Kritik zu Der ganz normale Wahnsinn
Das ehemalige »Sex and the City«-Girl Sarah Jessica Parker in der Hauptrolle einer Komödie, die sich um das Thema der Vereinbarkeit von Karriere und Familie dreht
Als die Bostoner Investmentmanagerin Kate nachts von einer Geschäftsreise nach Hause kommt, muss noch ein letzter Termin abgehakt werden: das Backen eines Kuchens für ein Kindergartenevent. Kurzerhand traktiert Kate einen gekauften Kuchen hektisch mit dem Nudelholz, damit er den rustikalen Homemade-Touch bekommt; Gatte Richard betrachtet seine Liebste derweil mit mildem Vorwurf. Diese Anfangsszene soll Kates chaotisches Wursteln zwischen Karriere und Mutterpflichten demonstrieren. Doch etwas ist faul in diesem Bild. Auf der Leinwand kommt der Baufehler der Vorlage, des Romans »I don’'t know how she does it« von Allison Pearson, erst recht zum Vorschein.
Im Fahrwasser des aufgekratzten »Sex-and-the-City«-Frauenmärchens tischt Douglas McGrath eine erstaunlich humor- und ziellose Karrierefrauenmär auf. Wie die Serie weist auch dieser Film scharfsinnige Beobachtungen alltäglicher Sollbruchstellen und flotte Dialoge auf – und kommt doch über ein piefiges Kinder- Karriere-Rührstück nicht hinaus.
Kates To-do-Liste lässt sie zwar aus dem Schlaf schrecken; schlimmer ist aber, dass sie für ihren Einsatz statt Anerkennung Druck von allen Seiten bekommt. Im Dokumentarfilmstil sprechen ihre Mitmenschen ihren Kate-Kommentar direkt in die Kamera, der Tenor ist: »Ich weiß nicht, wie sie das schafft.« Nicht nur der berufliche Konkurrent betont mit diesem vergifteten Kompliment Kates Doppelbelastung. Vor allem Frauen fahren der Karrierefrau in die Parade, angefangen von der Schwiegermutter mit ihren spitzen Bemerkungen über die unzuverlässige Haushälterin bis zu den Kindergärtnerinnen, die sich über ihre ewigen Verspätungen ärgern. Kates Nemesis aber sind die entspannten »Momsters, hierzulande als »Latte-Macchiato-Supermuttis « bekannt. So kommt Kate als armes Hascherl daher, das sich im Netz widersprüchlicher Rollenvorstellungen abstrampelt.

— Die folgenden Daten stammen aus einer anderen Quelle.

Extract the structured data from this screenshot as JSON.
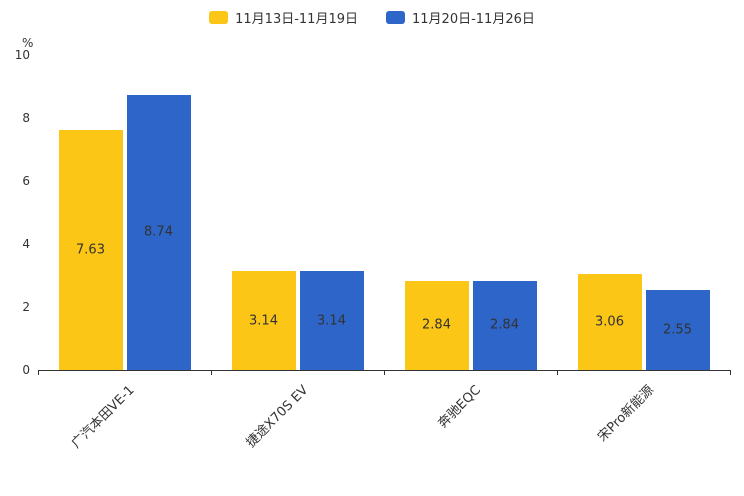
{
  "chart_data": {
    "type": "bar",
    "title": "",
    "xlabel": "",
    "ylabel": "%",
    "ylim": [
      0,
      10
    ],
    "ytick_step": 2,
    "grid": false,
    "legend_position": "top",
    "categories": [
      "广汽本田VE-1",
      "捷途X70S EV",
      "奔驰EQC",
      "宋Pro新能源"
    ],
    "series": [
      {
        "name": "11月13日-11月19日",
        "color": "#FBC616",
        "values": [
          7.63,
          3.14,
          2.84,
          3.06
        ]
      },
      {
        "name": "11月20日-11月26日",
        "color": "#2D65C8",
        "values": [
          8.74,
          3.14,
          2.84,
          2.55
        ]
      }
    ],
    "bar_label_color": "#333333",
    "axis_color": "#333333"
  }
}
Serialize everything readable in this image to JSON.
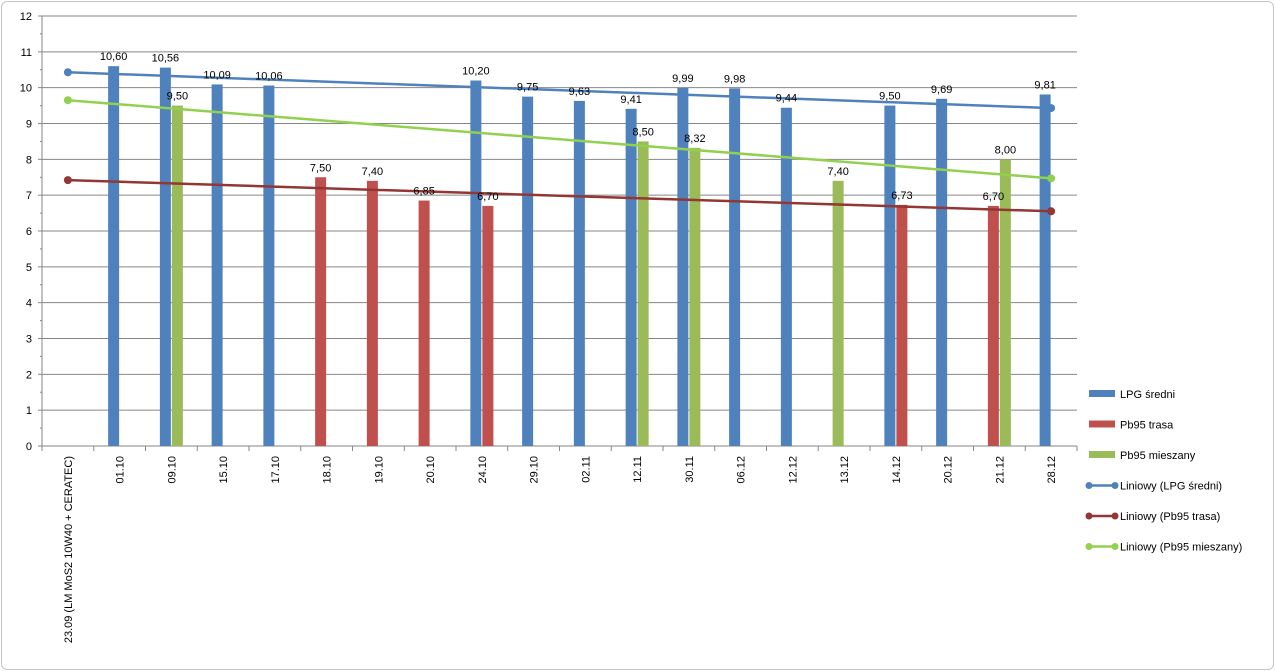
{
  "chart_data": {
    "type": "bar",
    "title": "",
    "xlabel": "",
    "ylabel": "",
    "ylim": [
      0,
      12
    ],
    "yticks": [
      0,
      1,
      2,
      3,
      4,
      5,
      6,
      7,
      8,
      9,
      10,
      11,
      12
    ],
    "ytick_labels": [
      "0",
      "1",
      "2",
      "3",
      "4",
      "5",
      "6",
      "7",
      "8",
      "9",
      "10",
      "11",
      "12"
    ],
    "grid": true,
    "legend_position": "right",
    "categories": [
      "23.09 (LM MoS2 10W40 + CERATEC)",
      "01.10",
      "09.10",
      "15.10",
      "17.10",
      "18.10",
      "19.10",
      "20.10",
      "24.10",
      "29.10",
      "02.11",
      "12.11",
      "30.11",
      "06.12",
      "12.12",
      "13.12",
      "14.12",
      "20.12",
      "21.12",
      "28.12"
    ],
    "series": [
      {
        "name": "LPG średni",
        "color": "#4f81bd",
        "values": [
          null,
          10.6,
          10.56,
          10.09,
          10.06,
          null,
          null,
          null,
          10.2,
          9.75,
          9.63,
          9.41,
          9.99,
          9.98,
          9.44,
          null,
          9.5,
          9.69,
          null,
          9.81
        ],
        "labels": [
          null,
          "10,60",
          "10,56",
          "10,09",
          "10,06",
          null,
          null,
          null,
          "10,20",
          "9,75",
          "9,63",
          "9,41",
          "9,99",
          "9,98",
          "9,44",
          null,
          "9,50",
          "9,69",
          null,
          "9,81"
        ]
      },
      {
        "name": "Pb95 trasa",
        "color": "#c0504d",
        "values": [
          null,
          null,
          null,
          null,
          null,
          7.5,
          7.4,
          6.85,
          6.7,
          null,
          null,
          null,
          null,
          null,
          null,
          null,
          6.73,
          null,
          6.7,
          null
        ],
        "labels": [
          null,
          null,
          null,
          null,
          null,
          "7,50",
          "7,40",
          "6,85",
          "6,70",
          null,
          null,
          null,
          null,
          null,
          null,
          null,
          "6,73",
          null,
          "6,70",
          null
        ]
      },
      {
        "name": "Pb95 mieszany",
        "color": "#9bbb59",
        "values": [
          null,
          null,
          9.5,
          null,
          null,
          null,
          null,
          null,
          null,
          null,
          null,
          8.5,
          8.32,
          null,
          null,
          7.4,
          null,
          null,
          8.0,
          null
        ],
        "labels": [
          null,
          null,
          "9,50",
          null,
          null,
          null,
          null,
          null,
          null,
          null,
          null,
          "8,50",
          "8,32",
          null,
          null,
          "7,40",
          null,
          null,
          "8,00",
          null
        ]
      }
    ],
    "trendlines": [
      {
        "name": "Liniowy (LPG średni)",
        "color": "#4f81bd",
        "start": 10.43,
        "end": 9.43
      },
      {
        "name": "Liniowy (Pb95 trasa)",
        "color": "#943634",
        "start": 7.42,
        "end": 6.55
      },
      {
        "name": "Liniowy (Pb95 mieszany)",
        "color": "#92d050",
        "start": 9.65,
        "end": 7.47
      }
    ]
  }
}
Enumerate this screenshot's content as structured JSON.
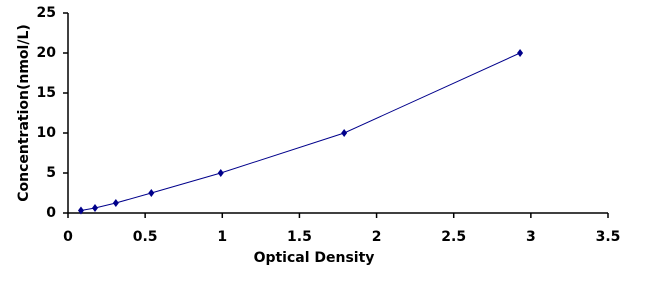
{
  "chart_data": {
    "type": "scatter",
    "x_label": "Optical Density",
    "y_label": "Concentration(nmol/L)",
    "series": [
      {
        "color": "#00008b",
        "x": [
          0.084,
          0.175,
          0.31,
          0.54,
          0.99,
          1.79,
          2.93
        ],
        "values": [
          0.31,
          0.63,
          1.25,
          2.5,
          5,
          10,
          20
        ]
      }
    ],
    "xlim": [
      0,
      3.5
    ],
    "xticks": [
      0,
      0.5,
      1,
      1.5,
      2,
      2.5,
      3,
      3.5
    ],
    "ylim": [
      0,
      25
    ],
    "yticks": [
      0,
      5,
      10,
      15,
      20,
      25
    ],
    "grid": false
  }
}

Widersprüchlich ist auch diese Komödie – selbst wenn der Drehbuchautorin Lob gebührt für die Abänderung des Romanendes, in dem Kate in ein ländliches Hausfrauendasein floh. Denn lässt man mal die Passivität des netten Ehemannes beiseite: in der Realität dürfte in Kates Einkommensklasse schlicht Geld das Mittel der Wahl sein, um ihr »den Rücken freizuhalten«. Die Nöte dieser Großverdienerin aber sind die einer berufstätigen Mittelklassemutter, deren Gehalt fast für die Tagesmutter draufgeht. So schön es ist, mal nicht eine Floristin, Zuckerbäckerin oder Werberin als Vorbild angedient zu bekommen, so masochistisch verhält sich diese Finanzmanagerin. Wieso sollte es die einzige Powerfrau im Alphamännerclub nicht hinkriegen, zuverlässige dienstbare Geister zu engagieren oder die Coolness zu entwickeln, Störmanöver zu ignorieren? Andererseits ist Geld auch in dieser Frauenkomödie ein Tabu, sind doch Geschlechtsgenossinnen, die dem Mammon nachjagen und es genießen, anstößig, ja bedrohlich. Die penetranten Kleinmädchenmanierismen der 46-jährigen Sarah Jessica Parker als sich ständig entschuldigende Kate sprechen Bände: Ihr theatralisches Gezappel ist eine einzige Aufforderung, diese Powerfrau bloß nicht ernst zu nehmen.